People will do anything to keep the hype going. That's the lesson I learned from the Manti Te'o story. Actually that's the second lesson I learned. The first lesson I learned about Manti Te'o was the one that Eddie Lacy delivered a few weeks back as he ran around, through, over and under Te'o in an Alabama a$$-kicking of the Notre Dame football team and especially of Te'o, whose job it was to stop the run. Ok well Eddie Lacy made Te'o look silly. But Lacy did that to a lot of people this year. No big deal, right? Te'o was still a character guy at a character school (Notre Dame) who had been through a lot of tragedy with his grandmother and girlfriend dying so close to each other (within 6 hours). Te'o was everything that was right about college football. He was classy, honest and hardworking. If he could persevere despite those body blow tragedies then surely we lesser beings could get off our keister, get out there and win one for the Gipper, right?
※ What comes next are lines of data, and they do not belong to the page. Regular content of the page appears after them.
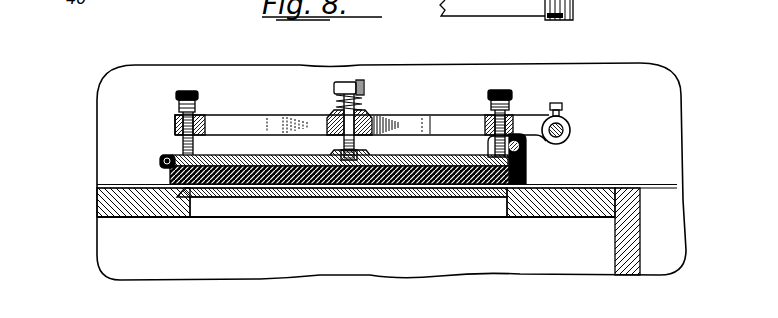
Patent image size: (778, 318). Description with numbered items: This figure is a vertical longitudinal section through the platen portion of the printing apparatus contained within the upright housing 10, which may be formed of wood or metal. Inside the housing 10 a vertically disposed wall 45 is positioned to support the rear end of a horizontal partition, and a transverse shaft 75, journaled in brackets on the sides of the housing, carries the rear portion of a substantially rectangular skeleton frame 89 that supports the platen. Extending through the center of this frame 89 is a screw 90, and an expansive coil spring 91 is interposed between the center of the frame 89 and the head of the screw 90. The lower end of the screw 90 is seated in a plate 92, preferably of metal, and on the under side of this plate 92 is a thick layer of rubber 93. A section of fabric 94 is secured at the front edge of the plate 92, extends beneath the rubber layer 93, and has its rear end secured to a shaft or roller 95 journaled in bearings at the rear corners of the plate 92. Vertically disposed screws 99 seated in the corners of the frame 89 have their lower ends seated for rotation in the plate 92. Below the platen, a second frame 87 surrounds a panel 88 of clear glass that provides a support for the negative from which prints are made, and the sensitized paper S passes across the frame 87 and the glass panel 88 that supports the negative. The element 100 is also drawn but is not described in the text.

The housing 10 is at (136, 270).
The sensitized paper S is at (98, 190).
The vertically disposed wall 45 is at (628, 252).
The shaft 75 is at (571, 128).
The second frame 87 is at (593, 208).
The panel of clear glass 88 is at (417, 197).
The skeleton frame 89 is at (438, 122).
The screw 90 is at (333, 84).
The expansive coil spring 91 is at (362, 96).
The plate 92 is at (257, 160).
The layer of rubber 93 is at (218, 197).
The section of fabric 94 is at (160, 167).
The shaft or roller 95 is at (514, 140).
The vertically disposed screws 99 is at (177, 94).
The arm 100 is at (533, 10).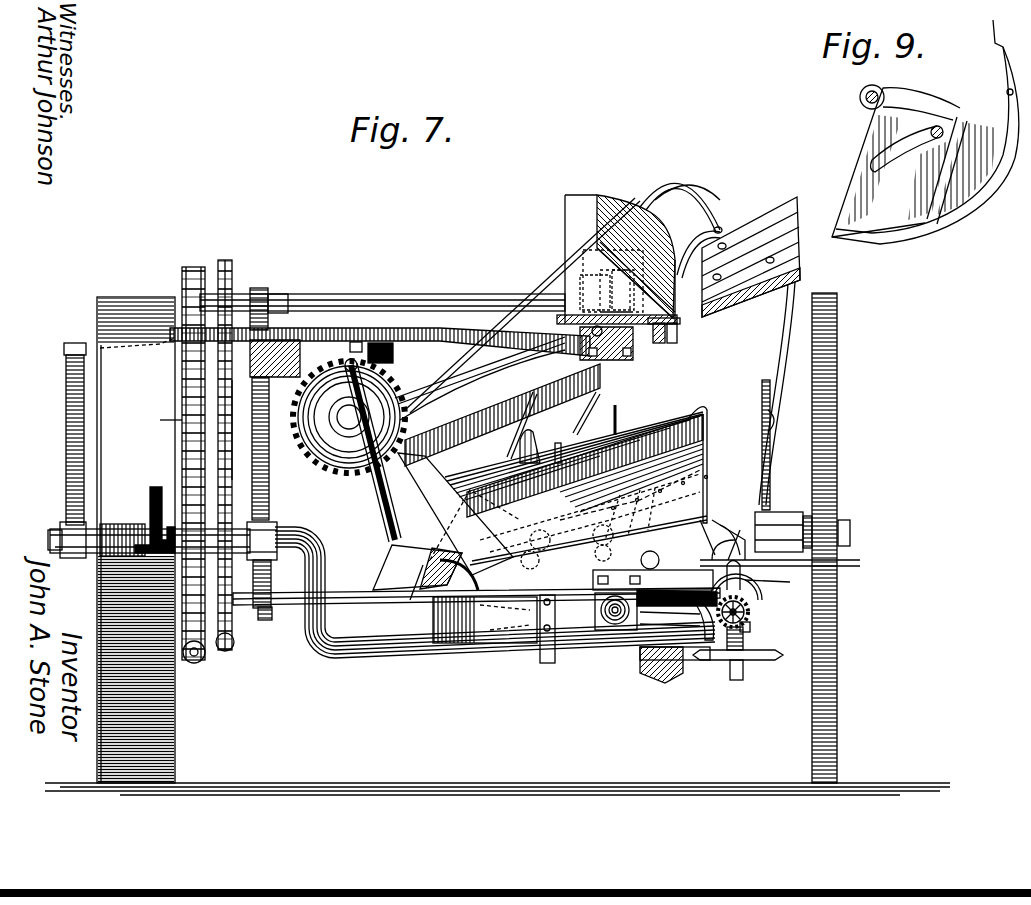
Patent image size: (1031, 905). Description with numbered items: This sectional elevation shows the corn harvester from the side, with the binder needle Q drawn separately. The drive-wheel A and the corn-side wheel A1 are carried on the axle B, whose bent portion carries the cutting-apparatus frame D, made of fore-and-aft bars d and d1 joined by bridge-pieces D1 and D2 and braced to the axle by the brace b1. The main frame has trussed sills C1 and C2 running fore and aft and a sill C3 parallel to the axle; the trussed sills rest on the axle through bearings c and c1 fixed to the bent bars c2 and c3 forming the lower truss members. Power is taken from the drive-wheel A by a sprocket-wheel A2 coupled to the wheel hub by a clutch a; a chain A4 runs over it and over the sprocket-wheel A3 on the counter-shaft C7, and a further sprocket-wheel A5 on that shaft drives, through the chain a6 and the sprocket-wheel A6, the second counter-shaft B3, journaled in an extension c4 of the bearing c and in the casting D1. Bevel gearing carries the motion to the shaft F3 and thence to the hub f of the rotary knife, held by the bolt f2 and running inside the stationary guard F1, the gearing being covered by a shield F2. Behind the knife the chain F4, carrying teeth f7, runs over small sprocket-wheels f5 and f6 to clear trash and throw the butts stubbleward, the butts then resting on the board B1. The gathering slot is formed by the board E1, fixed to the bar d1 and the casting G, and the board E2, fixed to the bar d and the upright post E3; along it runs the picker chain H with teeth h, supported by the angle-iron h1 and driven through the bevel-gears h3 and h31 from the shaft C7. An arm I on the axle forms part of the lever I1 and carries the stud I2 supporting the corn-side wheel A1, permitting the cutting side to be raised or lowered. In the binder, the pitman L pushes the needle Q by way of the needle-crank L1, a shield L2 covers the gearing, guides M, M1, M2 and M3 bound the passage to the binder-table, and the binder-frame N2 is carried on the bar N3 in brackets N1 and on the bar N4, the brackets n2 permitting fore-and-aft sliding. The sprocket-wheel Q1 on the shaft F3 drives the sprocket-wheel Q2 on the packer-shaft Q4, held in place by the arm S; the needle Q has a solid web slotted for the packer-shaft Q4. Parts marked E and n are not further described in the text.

In FIG. 7, the drive-wheel A is at (136, 540).
In FIG. 7, the corn-side wheel A1 is at (838, 350).
In FIG. 7, the sprocket-wheel A2 is at (201, 660).
In FIG. 7, the sprocket-wheel A3 is at (194, 267).
In FIG. 7, the chain A4 is at (158, 420).
In FIG. 7, the sprocket-wheel A5 is at (232, 268).
In FIG. 7, the sprocket-wheel A6 is at (229, 650).
In FIG. 7, the clutch a is at (128, 525).
In FIG. 7, the chain a6 is at (238, 448).
In FIG. 7, the axle B is at (318, 538).
In FIG. 7, the board B1 is at (488, 625).
In FIG. 7, the second counter-shaft B3 is at (340, 593).
In FIG. 7, the trussed sill C1 is at (275, 372).
In FIG. 7, the trussed sill C2 is at (78, 342).
In FIG. 7, the sill C3 is at (500, 334).
In FIG. 7, the counter-shaft C7 is at (310, 294).
In FIG. 7, the bearing c is at (273, 522).
In FIG. 7, the bearing c1 is at (70, 555).
In FIG. 7, the bent bar c2 is at (270, 455).
In FIG. 7, the bent bar c3 is at (66, 455).
In FIG. 7, the extension of bearing c4 is at (265, 620).
In FIG. 7, the frame of cutting apparatus D is at (728, 630).
In FIG. 7, the bridge-piece D1 is at (772, 587).
In FIG. 7, the bridge-piece D2 is at (766, 565).
In FIG. 7, the bar d is at (760, 660).
In FIG. 7, the bar d1 is at (655, 673).
In FIG. 7, the hood E is at (687, 206).
In FIG. 7, the board E1 is at (617, 259).
In FIG. 7, the second board E2 is at (738, 312).
In FIG. 7, the upright post E3 is at (770, 348).
In FIG. 7, the stationary guard F1 is at (685, 660).
In FIG. 7, the shield F2 is at (742, 492).
In FIG. 7, the shaft F3 is at (855, 563).
In FIG. 7, the chain F4 is at (605, 630).
In FIG. 7, the hub f is at (733, 650).
In FIG. 7, the bolt f2 is at (748, 600).
In FIG. 7, the small sprocket-wheel f5 is at (552, 663).
In FIG. 7, the small sprocket-wheel f6 is at (758, 627).
In FIG. 7, the teeth f7 is at (660, 614).
In FIG. 7, the casting G is at (630, 366).
In FIG. 7, the chain H is at (660, 348).
In FIG. 7, the picker-teeth h is at (681, 321).
In FIG. 7, the angle-iron h1 is at (665, 343).
In FIG. 7, the bevel-gear h3 is at (635, 292).
In FIG. 7, the bevel-gear h31 is at (576, 284).
In FIG. 7, the arm I is at (780, 512).
In FIG. 7, the lever I1 is at (770, 440).
In FIG. 7, the stud I2 is at (848, 520).
In FIG. 7, the pitman L is at (349, 450).
In FIG. 7, the needle-crank L1 is at (410, 600).
In FIG. 7, the shield L2 is at (459, 514).
In FIG. 7, the guide M is at (576, 472).
In FIG. 7, the guide M1 is at (686, 178).
In FIG. 7, the guide M2 is at (480, 378).
In FIG. 7, the guide M3 is at (520, 264).
In FIG. 7, the bracket N1 is at (536, 432).
In FIG. 7, the binder-frame N2 is at (385, 545).
In FIG. 7, the bar N3 is at (385, 343).
In FIG. 7, the bar N4 is at (658, 512).
In FIG. 7, the pin n is at (356, 342).
In FIG. 7, the bracket n2 is at (645, 553).
In FIG. 7, the needle Q is at (607, 414).
In FIG. 9, the needle Q is at (1000, 55).
In FIG. 7, the binder-driving sprocket-wheel Q1 is at (715, 523).
In FIG. 7, the packer-shaft sprocket-wheel Q2 is at (525, 551).
In FIG. 9, the packer-shaft Q4 is at (940, 126).
In FIG. 7, the arm S is at (612, 528).
In FIG. 7, the brace b1 is at (742, 527).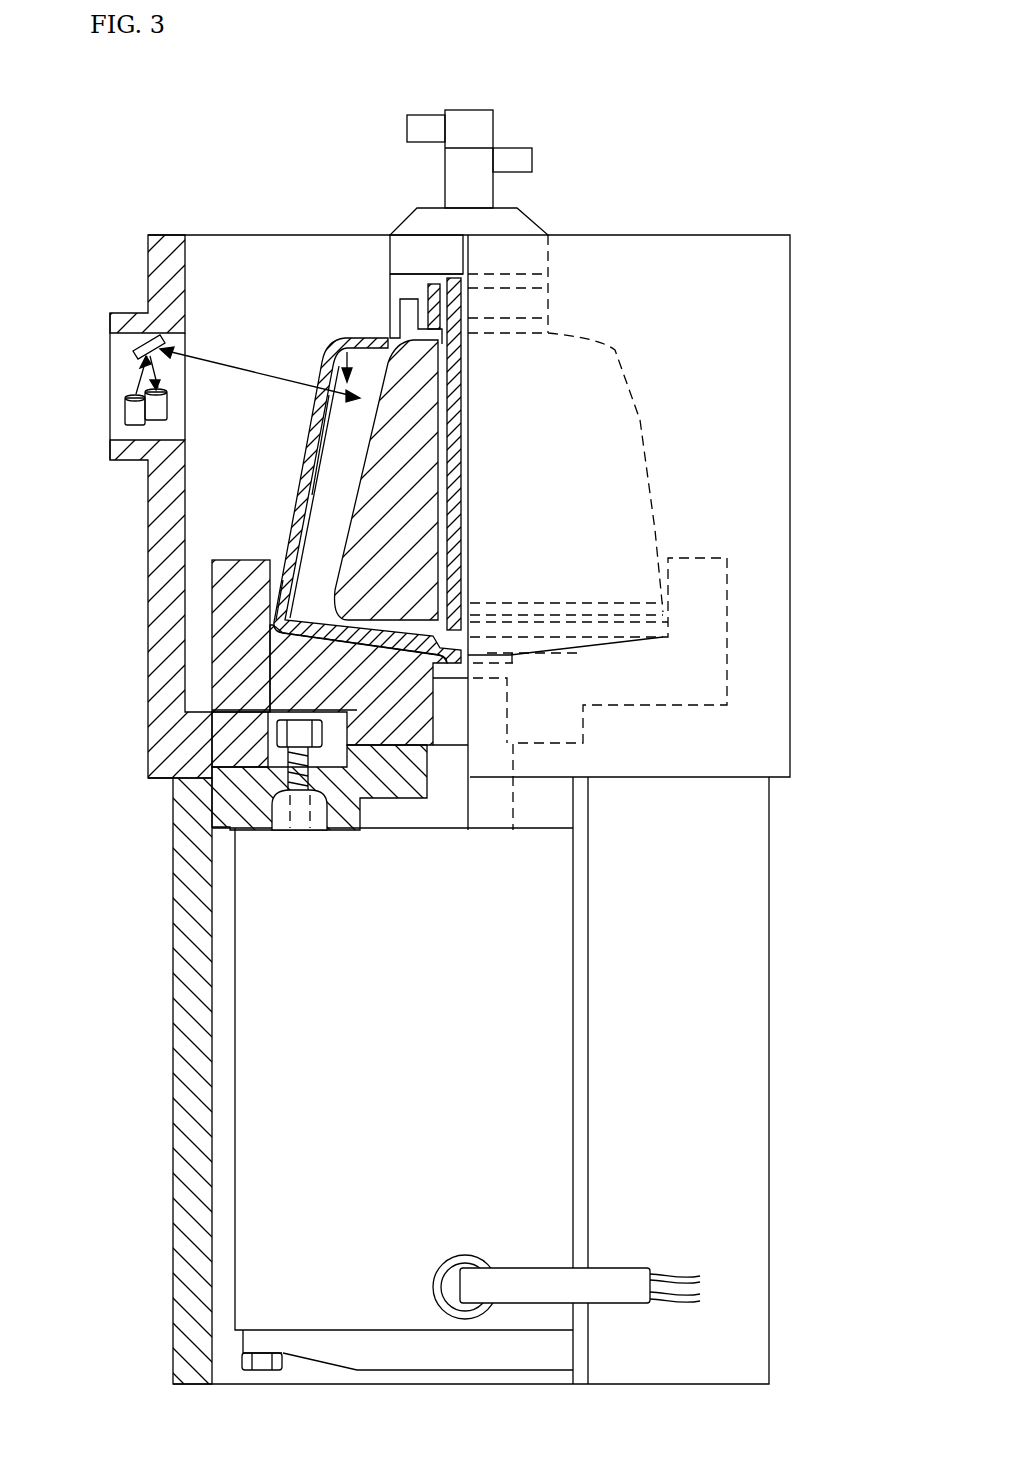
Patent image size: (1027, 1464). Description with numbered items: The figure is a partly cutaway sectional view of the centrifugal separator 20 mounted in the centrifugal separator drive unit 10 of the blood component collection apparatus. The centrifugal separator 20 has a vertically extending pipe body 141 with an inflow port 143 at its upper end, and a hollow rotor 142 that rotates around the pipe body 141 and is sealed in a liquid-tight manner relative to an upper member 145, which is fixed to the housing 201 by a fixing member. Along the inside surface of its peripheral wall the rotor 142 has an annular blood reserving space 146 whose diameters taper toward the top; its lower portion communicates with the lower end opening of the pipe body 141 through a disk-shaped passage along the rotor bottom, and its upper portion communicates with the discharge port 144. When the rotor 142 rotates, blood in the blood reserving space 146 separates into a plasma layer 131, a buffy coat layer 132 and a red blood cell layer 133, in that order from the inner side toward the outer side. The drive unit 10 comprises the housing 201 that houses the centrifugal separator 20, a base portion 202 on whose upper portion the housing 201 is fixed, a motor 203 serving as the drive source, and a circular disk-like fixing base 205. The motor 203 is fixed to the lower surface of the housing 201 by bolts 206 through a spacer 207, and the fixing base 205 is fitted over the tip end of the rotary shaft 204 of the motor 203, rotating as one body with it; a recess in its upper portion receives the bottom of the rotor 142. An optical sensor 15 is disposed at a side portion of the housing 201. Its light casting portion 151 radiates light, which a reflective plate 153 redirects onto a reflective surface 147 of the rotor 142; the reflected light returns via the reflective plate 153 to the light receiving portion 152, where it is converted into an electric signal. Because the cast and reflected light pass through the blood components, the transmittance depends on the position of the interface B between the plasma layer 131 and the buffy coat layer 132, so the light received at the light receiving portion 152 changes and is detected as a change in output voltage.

The centrifugal separator drive unit 10 is at (770, 856).
The optical sensor 15 is at (98, 373).
The centrifugal separator 20 is at (648, 486).
The plasma layer 131 is at (363, 358).
The buffy coat layer 132 is at (328, 495).
The red blood cell layer 133 is at (298, 556).
The pipe body 141 is at (463, 412).
The rotor 142 is at (325, 360).
The inflow port 143 is at (407, 124).
The discharge port 144 is at (512, 148).
The upper member 145 is at (493, 190).
The blood reserving space 146 is at (345, 350).
The reflective surface 147 is at (362, 422).
The light casting portion 151 is at (125, 406).
The light receiving portion 152 is at (147, 447).
The reflective plate 153 is at (133, 340).
The housing 201 is at (790, 532).
The base portion 202 is at (190, 1048).
The motor 203 is at (255, 968).
The rotary shaft 204 is at (452, 730).
The fixing base 205 is at (225, 624).
The bolts 206 is at (288, 752).
The spacer 207 is at (222, 808).
The interface B is at (330, 450).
Well not so fast. Deadspin did some very basic fact checking of Te'o's story and started to find some discrepancies. The fact checkers found some very ugly and obvious discrepancies. Like no one had ever seen this Te'o girlfriend. Evidently Te'o had been dating Mr. Snuffleupagus. His girlfriend did not exist.



Notre Dame's Manti Te'o, the stories said, played this season under a terrible burden. A Mormon linebacker who led his Catholic school's football program back to glory, Te'o was whipsawed between personal tragedies along the way. In the span of six hours in September, as Sports Illustrated told it, Te'o learned first of the death of his grandmother, Annette Santiago, and then of the death of his girlfriend, Lennay Kekua. 
Kekua, 22 years old, had been in a serious car accident in California, and then had been diagnosed with leukemia. SI's Pete Thamel described how Te'o would phone her in her hospital room and stay on the line with her as he slept through the night. "Her relatives told him that at her lowest points, as she fought to emerge from a coma, her breathing rate would increase at the sound of his voice," Thamel wrote.
Upon receiving the news of the two deaths, Te'o went out and led the Fighting Irish to a 20-3 upset of Michigan State, racking up 12 tackles. It was heartbreaking and inspirational. Te'o would appear on ESPN'sCollege GameDay to talk about the letters Kekua had written him during her illness. He would send a heartfelt letter to the parents of a sick child, discussing his experience with disease and grief. The South Bend Tribune wrote an article describing the young couple's fairytale meeting—she, a Stanford student; he, a Notre Dame star—after a football game outside Palo Alto.
Did you enjoy the uplifiting story, the tale of a man who responded to adversity by becoming one of the top players of the game? If so, stop reading.
I don't know why a grown man felt the need to make up a girlfriend that didn't exist and continue to claim things about her, even after by his own admission, he knew she didn't exist. That makes no sense to me. All I will say for sure that Notre Dame and Te'o are full of crap, as is the entire NCAA system but that's a different story.  I think that both Notre Dame and Te'o knew the value of a good story and decided to roll with it, regardless of whether they came up up with the original con or not. (and I think Te'o did) And all I know is that as a Michigan Man I couldn't be happier to see Notre Dame and Te'o revealed as the lightweight lackadaisical lying lowlife losers I always knew they were. Please read the entire deadspin article and weigh in. 

Questions:

Do you think Te'o is telling the truth about being conned?

Is it possible to fall in love with someone who never existed?

Why would Te'o lie?

Should this give NFL teams pause before drafting him?